Depresyon çocuklarda da sık rastlanabilen ve genelde ihmal edilen ruhsal bir rahatsızlık. Dr. Şirin Seçkin, "Ruhsal sorunlar ne kadar erken başlarsa erişkinlikte o kadar ağır seyrediyor" dedi. Seçkin; eğer çocukta ağlama nöbetleri, uyku-yeme bozuklukları, anormal hareketli, hırçın ve agresif davranışlar gözleniyorsa muhakkak akla depresyon ihtimalini getirmek gerektiğini söyledi
Depresyon sadece yetişkinlerde değil, çocuklarda da rastlanan önemli bir psikolojik rahatsızlık ve ihmal edilirse çok ciddi sonuçlara yol açabiliyor. Şirin Seçkin depresyonda erken teşhisin çok önemli olduğunu belirtti. Seçkin "Erişkinlikte gördüğümüz ruhsal sorunların çoğu aslında çocuklukta başlıyor ve ne kadar erken başlarsa ilerde o kadar ağır seyrediyor" dedi. Dr. Seçkin; bebeklerde aşırı gaz sancısı, ağlama nöbetleri ve egzama, çocuklarda ise uyku-yeme bozuklukları, anormal hareketli, hırçın ve agresif davranışlar ile diğer çocuklarla ilişki kuramama gibi durumlar en az iki hafta sürüyorsa hemen akla depresyon ihtimalini getirmek gerektiğini ifade etti.
ERGENLİĞE DOĞRU RİSK VAR
Çocuğun yaşı büyüdükçe depresyon görülme oranının arttığını belirten Dr. Şirin Seçkin ergenliğe doğru yaklaştıkça her on çocuktan birinde depresyon görüldüğünü ifade etti. Böyle bir durumda mutlaka profesyonel bir yardım alınması gerektiğini söyleyen Dr. Seçkin "Çocukluk çağı depresyonunu tedavisiz bırakırsak ilerde tekrarlayacağı kesin" şeklinde konuştu.

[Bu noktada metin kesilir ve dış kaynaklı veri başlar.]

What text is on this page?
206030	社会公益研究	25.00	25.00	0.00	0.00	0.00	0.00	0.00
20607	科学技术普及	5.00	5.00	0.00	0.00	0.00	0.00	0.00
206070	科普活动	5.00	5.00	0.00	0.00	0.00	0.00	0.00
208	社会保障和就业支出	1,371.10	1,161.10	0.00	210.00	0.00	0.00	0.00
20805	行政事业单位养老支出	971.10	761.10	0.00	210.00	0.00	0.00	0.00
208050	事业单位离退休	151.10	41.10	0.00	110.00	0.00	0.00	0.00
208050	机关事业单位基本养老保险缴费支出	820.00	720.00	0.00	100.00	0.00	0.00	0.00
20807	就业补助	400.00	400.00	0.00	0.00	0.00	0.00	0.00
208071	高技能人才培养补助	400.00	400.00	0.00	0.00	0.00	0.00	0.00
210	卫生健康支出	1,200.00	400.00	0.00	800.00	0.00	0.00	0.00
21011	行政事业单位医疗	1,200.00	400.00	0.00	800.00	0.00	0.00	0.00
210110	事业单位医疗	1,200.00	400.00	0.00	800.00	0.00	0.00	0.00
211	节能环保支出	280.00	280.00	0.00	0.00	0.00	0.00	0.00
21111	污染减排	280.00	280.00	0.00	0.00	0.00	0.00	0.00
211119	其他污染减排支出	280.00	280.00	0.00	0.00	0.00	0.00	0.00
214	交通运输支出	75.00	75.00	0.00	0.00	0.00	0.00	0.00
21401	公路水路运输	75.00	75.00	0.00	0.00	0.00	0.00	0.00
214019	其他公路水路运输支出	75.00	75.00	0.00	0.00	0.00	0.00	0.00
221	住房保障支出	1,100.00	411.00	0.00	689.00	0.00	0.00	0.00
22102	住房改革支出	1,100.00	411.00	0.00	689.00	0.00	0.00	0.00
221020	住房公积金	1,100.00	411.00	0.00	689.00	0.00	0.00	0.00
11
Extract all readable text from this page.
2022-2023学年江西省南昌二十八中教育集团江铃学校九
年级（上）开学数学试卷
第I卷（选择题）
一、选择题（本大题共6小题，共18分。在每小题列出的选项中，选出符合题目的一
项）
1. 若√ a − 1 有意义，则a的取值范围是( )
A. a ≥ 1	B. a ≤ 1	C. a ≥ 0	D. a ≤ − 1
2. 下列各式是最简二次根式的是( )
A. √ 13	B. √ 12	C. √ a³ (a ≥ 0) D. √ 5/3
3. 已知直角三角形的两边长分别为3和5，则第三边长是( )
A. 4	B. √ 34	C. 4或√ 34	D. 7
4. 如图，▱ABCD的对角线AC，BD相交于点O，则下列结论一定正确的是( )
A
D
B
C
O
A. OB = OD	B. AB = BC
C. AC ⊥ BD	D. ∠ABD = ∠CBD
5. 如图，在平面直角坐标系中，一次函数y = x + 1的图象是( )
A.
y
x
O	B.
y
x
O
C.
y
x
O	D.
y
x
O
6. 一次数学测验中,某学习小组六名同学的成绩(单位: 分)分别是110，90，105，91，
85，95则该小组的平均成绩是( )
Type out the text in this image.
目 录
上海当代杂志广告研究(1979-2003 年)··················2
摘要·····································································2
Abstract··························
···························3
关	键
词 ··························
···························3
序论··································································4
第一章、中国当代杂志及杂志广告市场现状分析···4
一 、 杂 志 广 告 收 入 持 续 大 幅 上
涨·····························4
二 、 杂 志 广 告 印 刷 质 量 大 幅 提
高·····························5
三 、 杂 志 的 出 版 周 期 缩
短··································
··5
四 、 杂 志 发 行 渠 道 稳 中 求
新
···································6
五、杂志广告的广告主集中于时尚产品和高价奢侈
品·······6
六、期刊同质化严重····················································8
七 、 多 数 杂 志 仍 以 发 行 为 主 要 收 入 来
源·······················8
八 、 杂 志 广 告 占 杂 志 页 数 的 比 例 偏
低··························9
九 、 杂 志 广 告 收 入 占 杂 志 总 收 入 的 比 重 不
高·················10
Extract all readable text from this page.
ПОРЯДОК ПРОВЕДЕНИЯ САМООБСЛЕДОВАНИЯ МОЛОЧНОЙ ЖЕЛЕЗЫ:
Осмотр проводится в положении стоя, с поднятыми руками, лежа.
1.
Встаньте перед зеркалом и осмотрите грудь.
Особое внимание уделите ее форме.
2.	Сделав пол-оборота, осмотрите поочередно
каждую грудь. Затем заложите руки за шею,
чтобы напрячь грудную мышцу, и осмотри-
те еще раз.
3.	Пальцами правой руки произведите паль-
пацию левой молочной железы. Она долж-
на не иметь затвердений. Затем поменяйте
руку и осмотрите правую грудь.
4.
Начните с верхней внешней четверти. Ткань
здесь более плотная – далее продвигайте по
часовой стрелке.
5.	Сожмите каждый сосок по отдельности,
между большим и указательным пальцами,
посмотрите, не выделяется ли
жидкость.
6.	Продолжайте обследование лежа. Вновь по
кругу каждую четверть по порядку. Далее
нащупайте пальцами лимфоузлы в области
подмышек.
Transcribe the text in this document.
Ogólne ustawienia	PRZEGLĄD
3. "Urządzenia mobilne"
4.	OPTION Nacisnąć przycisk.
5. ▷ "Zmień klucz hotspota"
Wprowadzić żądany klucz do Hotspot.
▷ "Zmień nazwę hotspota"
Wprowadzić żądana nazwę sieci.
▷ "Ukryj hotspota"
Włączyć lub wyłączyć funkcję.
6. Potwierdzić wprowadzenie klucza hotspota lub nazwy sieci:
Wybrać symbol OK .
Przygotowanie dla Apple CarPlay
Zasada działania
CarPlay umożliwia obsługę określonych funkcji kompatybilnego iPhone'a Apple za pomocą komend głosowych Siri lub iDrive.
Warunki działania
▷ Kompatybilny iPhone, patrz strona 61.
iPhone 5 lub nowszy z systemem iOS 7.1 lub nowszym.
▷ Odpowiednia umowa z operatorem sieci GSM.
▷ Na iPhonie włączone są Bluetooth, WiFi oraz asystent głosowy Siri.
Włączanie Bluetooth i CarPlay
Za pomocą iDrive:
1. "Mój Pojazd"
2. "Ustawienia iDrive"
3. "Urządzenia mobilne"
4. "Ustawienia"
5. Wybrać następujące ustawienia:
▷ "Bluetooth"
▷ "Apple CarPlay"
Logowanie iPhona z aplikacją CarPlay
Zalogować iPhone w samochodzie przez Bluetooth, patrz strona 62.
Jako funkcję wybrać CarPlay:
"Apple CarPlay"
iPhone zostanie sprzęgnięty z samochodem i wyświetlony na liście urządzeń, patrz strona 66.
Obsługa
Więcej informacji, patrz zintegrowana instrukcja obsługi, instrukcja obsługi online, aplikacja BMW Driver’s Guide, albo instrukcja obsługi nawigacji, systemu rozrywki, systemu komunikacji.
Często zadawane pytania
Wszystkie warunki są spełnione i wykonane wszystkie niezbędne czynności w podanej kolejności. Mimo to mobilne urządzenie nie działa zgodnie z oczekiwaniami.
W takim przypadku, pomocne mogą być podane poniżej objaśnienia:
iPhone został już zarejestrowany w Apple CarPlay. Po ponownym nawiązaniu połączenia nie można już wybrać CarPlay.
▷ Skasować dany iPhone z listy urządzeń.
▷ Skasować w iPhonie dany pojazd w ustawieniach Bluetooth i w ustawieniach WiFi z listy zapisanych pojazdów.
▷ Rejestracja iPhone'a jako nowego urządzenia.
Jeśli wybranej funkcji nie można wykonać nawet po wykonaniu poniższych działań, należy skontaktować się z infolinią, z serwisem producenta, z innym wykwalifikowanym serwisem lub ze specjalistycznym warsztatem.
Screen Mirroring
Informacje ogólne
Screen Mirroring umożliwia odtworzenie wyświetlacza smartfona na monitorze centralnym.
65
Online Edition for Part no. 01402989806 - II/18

Genetik faktörlerin yanı sıra çocuğun yaşadığı ortam ve çevrenin de depresyon nedenleri açısından önemli olduğunu belirten Dr. Seçkin "Örneğin anne ya da babada depresyon varsa çocuk bunu içselleştiriyor. Ailede hasta ya da kayıp olması, akran zorbalığı, yalnızlık, kendini beğenmeme, onaylanmama, ekran karşısında fazla vakit geçirme gibi durumlar da depresyona yol açabiliyor" dedi.
BARDAĞIN DOLU TARAFI…
Depresyondaki çocukların anormal bir şekilde uyuduklarına ve okula gitmek istemediklerine dikkat çeken Dr. Şirin Seçkin, ailelerin durumu fark eder etmez çocukla oturup açıkça konuşmaları ve çocuğu çeşitli aktivitelere yönlendirmeleri gerektiğini söyledi. Pandemi döneminin depresyon oranlarını çok yükselttiğini belirten Dr. Seçkin "Tedavi noktasında, özellikle orta ve ağır vakalarda terapinin yanı sıra ilaç da verilmesi gerekiyor. Eğer tedavi edilmezse beyin bir müddet sonra öyle kalmayı öğreniyor ve durum daha da zorlaşıyor" şeklinde konuştu.
Ailelerin çocuğa bardağın dolu tarafına bakmayı, olumlu düşünmeyi öğretmelerinin de önemli olduğunu ifade eden Dr. Seçkin "Hafif depresyonda yüksek dozda Omega3 vermenin de bulguları yarı yarıya azalttığı belirtiliyor" dedi.